Güvenlik güçlerinin saldırısı ile İstanbui , İzmir ve Ankara başta olmak üzere pek çok ilde gökyüzü adeta kimyasal gaz bulutu ile kaplanmıştır. Tüm bu acımasız yönelime rağmen halkın günlerdir gece gündüz demeden yaşam alanlarına sahip çıkmak için sokaklardan ayrılmazken, hükümet, dört gün boyunca pervasız saldırısını sürdürmüştür.
Halkın, emekçilerin, ezilenlerin geleceklerine, doğaya sahip çıkmaları ve sermeyenin acımasızlığına karşı günlerdir süren eylemler karşısında hükümetin insanlık dışı saldırıları artarak sürmüştür.
Türkiye’nin her yerindeki Taksim direnişi sürürken, büyük medya tarafından sansür uygulanması nedeniyle tepkiler de artarak devam etmektedir. Habertürk’ün Başbakanla canlı söyleşi yayımlaması ve ardından yayın bittikten sonra aynı programı yeniden yayımlaması üzerine Taksim’de bulunan kitlenin bir kısmı Haber Türk binasına yürümüş ve binanın önünde protesto gösterisi düzenlemiştir, aynı şekilde NTV televizyonu önünde de büyük medyayı protesto eden bir eylem hayata geçirilmiştir.
Tüm bu süreç yaşanırken devletin üst kademelerinden ve Başbakanla birlikte bakanlar ve kimi AKP yöneticilerinden de çeşitli açıklamalar gelmektedir.

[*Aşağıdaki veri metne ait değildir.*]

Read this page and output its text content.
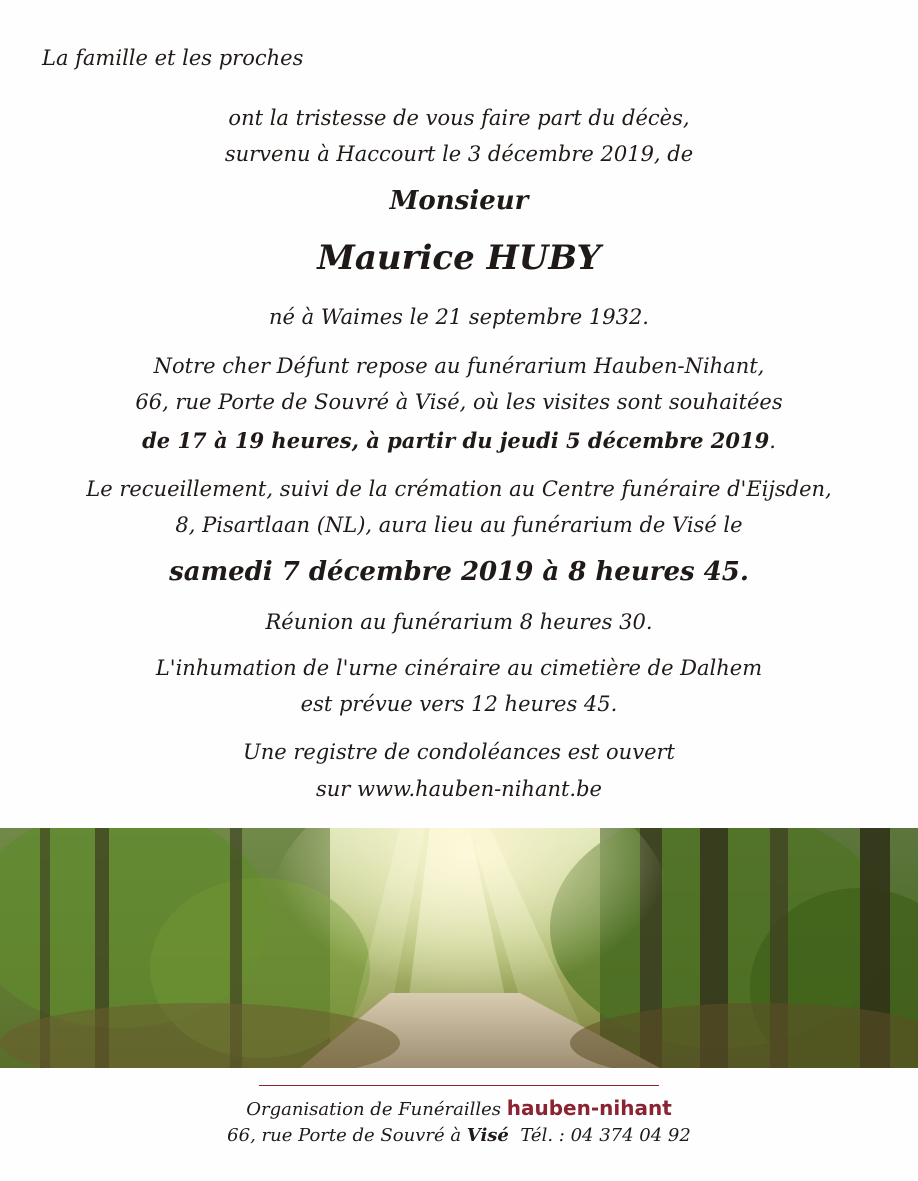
La famille et les proches
ont la tristesse de vous faire part du décès,
survenu à Haccourt le 3 décembre 2019, de
Monsieur
Maurice HUBY
né à Waimes le 21 septembre 1932.
Notre cher Défunt repose au funérarium Hauben-Nihant,
66, rue Porte de Souvré à Visé, où les visites sont souhaitées
de 17 à 19 heures, à partir du jeudi 5 décembre 2019.
Le recueillement, suivi de la crémation au Centre funéraire d'Eijsden,
8, Pisartlaan (NL), aura lieu au funérarium de Visé le
samedi 7 décembre 2019 à 8 heures 45.
Réunion au funérarium 8 heures 30.
L'inhumation de l'urne cinéraire au cimetière de Dalhem
est prévue vers 12 heures 45.
Une registre de condoléances est ouvert
sur www.hauben-nihant.be
Organisation de Funérailles hauben-nihant
66, rue Porte de Souvré à Visé Tél. : 04 374 04 92
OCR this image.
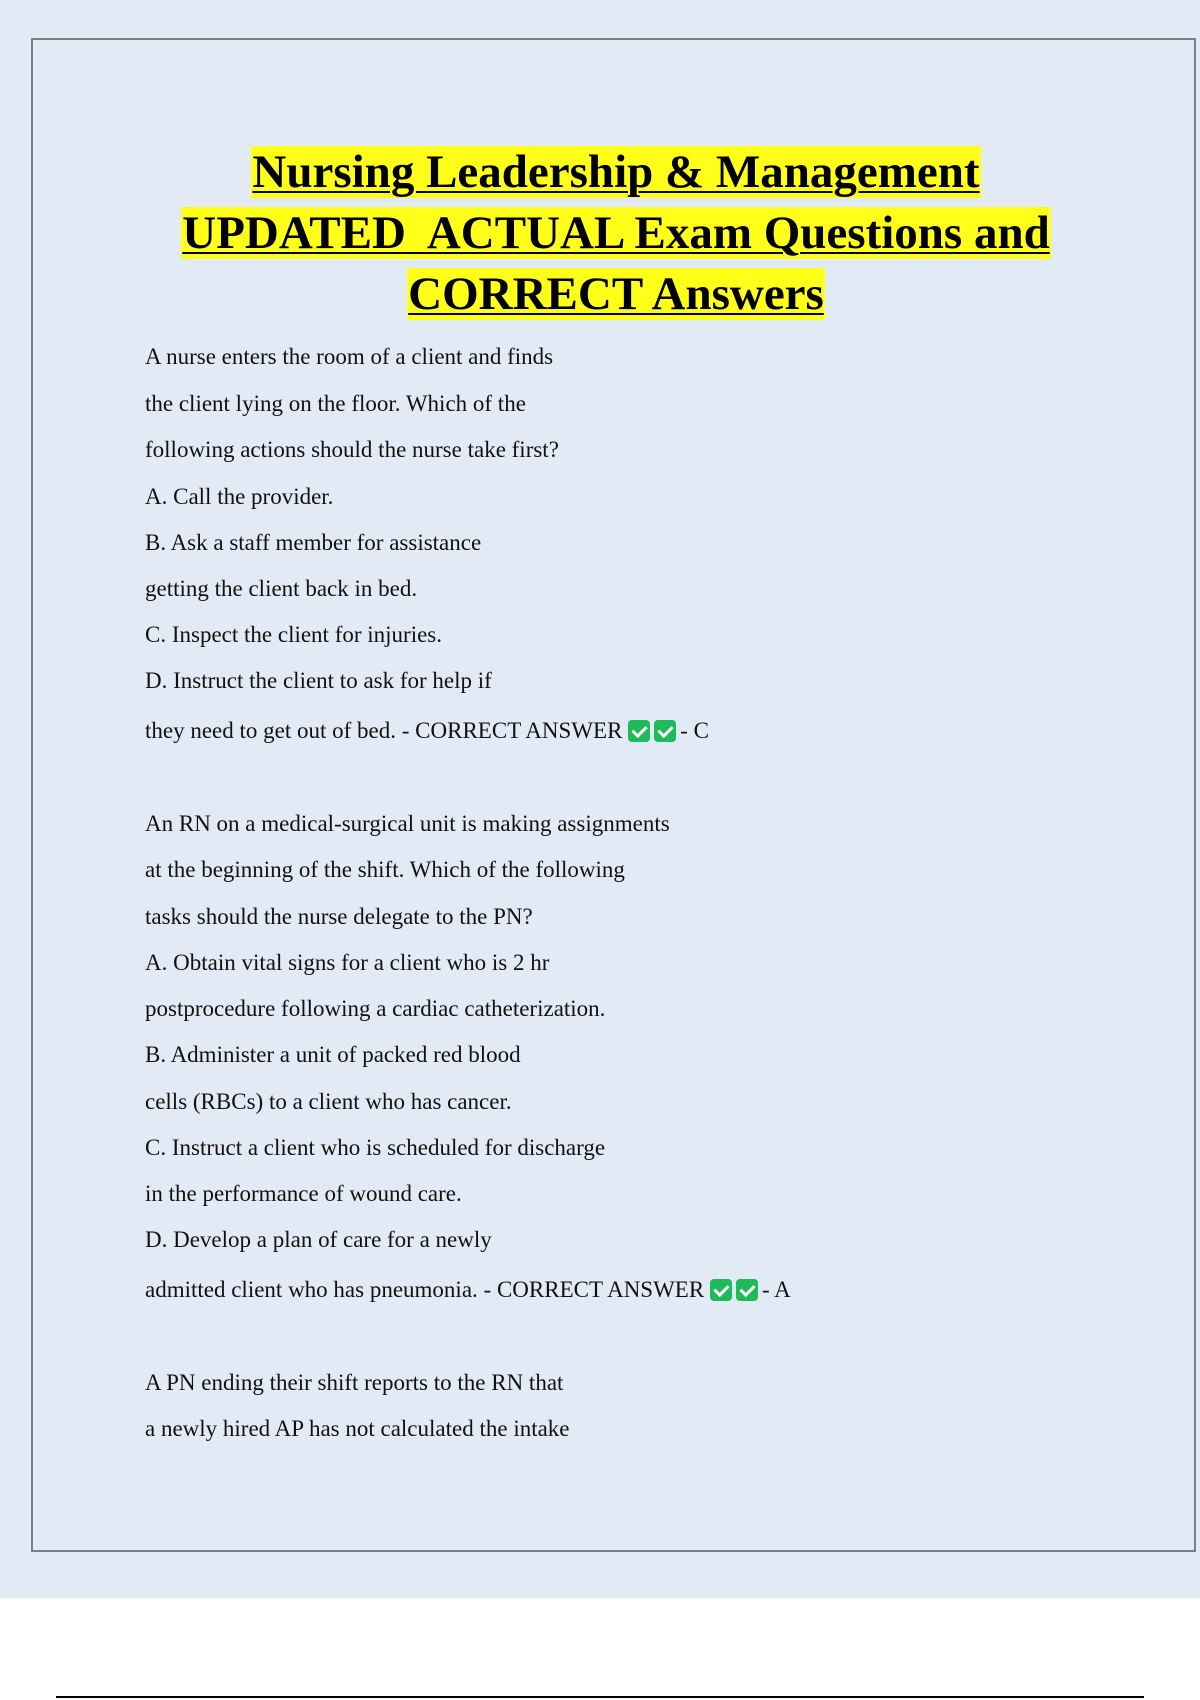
Nursing Leadership & Management
UPDATED  ACTUAL Exam Questions and
CORRECT Answers
A nurse enters the room of a client and finds
the client lying on the floor. Which of the
following actions should the nurse take first?
A. Call the provider.
B. Ask a staff member for assistance
getting the client back in bed.
C. Inspect the client for injuries.
D. Instruct the client to ask for help if
they need to get out of bed. - CORRECT ANSWER	- C
An RN on a medical-surgical unit is making assignments
at the beginning of the shift. Which of the following
tasks should the nurse delegate to the PN?
A. Obtain vital signs for a client who is 2 hr
postprocedure following a cardiac catheterization.
B. Administer a unit of packed red blood
cells (RBCs) to a client who has cancer.
C. Instruct a client who is scheduled for discharge
in the performance of wound care.
D. Develop a plan of care for a newly
admitted client who has pneumonia. - CORRECT ANSWER	- A
A PN ending their shift reports to the RN that
a newly hired AP has not calculated the intake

Halkın yükselen öfkesi karşısında hükümet yetkilileri paniğe kapılırken, hala ortaya çıkan tablonun sorumluluğunu üzerine almamakta ve saldırgan tutumunu sürdürmektedir.
AKP hükümetinin 10 yılı aşkın bir süredir KESK başta olmak üzere toplumun örgütlü kesimlerine yönelik saldırılarının yanı sıra gittikçe şiddetlenen acımasız yönelimlere rağmen halkın günlerdir gece gündüz demeden yaşam alanlarına sahip çıkmak için sokaklardan ayrılmayışı yeni bir süreci ifade etmektedir.
Bizler kazanılmış haklarımızın elimizden alınmasına, kamusal alanları piyasalaştırmaya, sermayeye peşkeş çekmeye dayanan projelerine izin vermeyeceğiz.
Türkiye`nin dört bir yanında mücadele yürütürken yaralananlara acil şifalar, hayatını kaybedenlerin dostlarına, ailelerine baş sağlığı diliyoruz.
Hemen her toplumsal olayda kentleri birer gaz odası ve açık hava işkencehanesi haline çeviren kolluk kuvvetlerine, mülki amirlere, ilgili bakanlıklara ve siyasal iktidara sesleniyoruz; Halkın sokaklarda ve meydanlarda yüksek sesle söyledikleri duyulmalı, Taksim Meydanı‘nın bir parçası olan Gezi Parkının yağmalanması durdurulmalıdır.